Our society has made victims of the innocent before, victims of unspeakable violence. Black Africans were enslaved without compunction by White Christians because they were inferior to a White humanity. Native Americans were exterminated by White Christians because they, too, had no souls. We have now more than a quarter of a century of reducing the humanity of the so-called Losers, the poor who choose not to work and win, the ungentrified, the threatening homeless, the dropouts, all those who are in public view, walking, hanging out, not living in gated compounds, without private security, the displaced, flawed exiles from a stock portfolio world, the ones we call wretched, but without the understanding and empathy of Frantz Fanon, the ones in public housing, waiting for public transportation, those walking late at night or riding old bicycles or pulling shopping carts, the immigrants. Their vast numbers strike fear in those few living in a privileged, feudal way in a democracy once aspiring to be egalitarian.

People of color are being subjected to a brutality that the rich are not, primarily because they are the victims of class warfare.
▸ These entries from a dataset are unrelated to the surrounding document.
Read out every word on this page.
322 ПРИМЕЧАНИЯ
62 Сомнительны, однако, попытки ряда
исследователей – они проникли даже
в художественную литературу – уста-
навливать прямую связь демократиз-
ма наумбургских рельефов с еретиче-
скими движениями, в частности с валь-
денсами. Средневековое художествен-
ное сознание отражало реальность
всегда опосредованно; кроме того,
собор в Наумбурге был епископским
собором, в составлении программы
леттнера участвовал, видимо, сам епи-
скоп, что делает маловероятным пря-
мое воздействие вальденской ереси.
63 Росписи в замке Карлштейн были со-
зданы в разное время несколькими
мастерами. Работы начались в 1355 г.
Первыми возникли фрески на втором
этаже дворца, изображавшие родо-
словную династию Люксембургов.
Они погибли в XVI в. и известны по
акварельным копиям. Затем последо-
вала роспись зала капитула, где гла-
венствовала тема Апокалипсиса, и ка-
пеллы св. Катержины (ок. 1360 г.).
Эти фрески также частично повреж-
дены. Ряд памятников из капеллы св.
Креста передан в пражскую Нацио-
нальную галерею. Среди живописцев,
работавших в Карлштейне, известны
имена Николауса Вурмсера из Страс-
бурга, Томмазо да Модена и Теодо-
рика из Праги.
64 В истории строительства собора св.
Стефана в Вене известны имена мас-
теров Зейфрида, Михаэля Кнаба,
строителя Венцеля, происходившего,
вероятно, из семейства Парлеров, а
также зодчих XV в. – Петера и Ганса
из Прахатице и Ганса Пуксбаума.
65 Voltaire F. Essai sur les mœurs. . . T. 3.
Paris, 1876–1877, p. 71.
Racism, the same kind that has been a factor in Obama’s presidency, puts Blacks at the vanguard of a quarter century-long denigration and dismissal of Have Nots and Have Less Each Day, some 80 percent of the US population. The fall of our former “working-class heroes” into a class scheduled for extinction has not been engineered, but has risen axiomatically from our economic system of choice and the insidious social creed of Winners and Losers, of ludicrous beliefs that the unfortunate choose their fate, while the fortunate owe nothing to anyone, least of all to the society that nurtured them. The few fear the many, not because the few are all elitists and racists, but in a similar axiomatic way, in the way someone with possessions eyes warily those without, especially wary when they too take note of how seriously bent US society has become, and how our public interpretation, meaning and understanding are being endlessly deferred.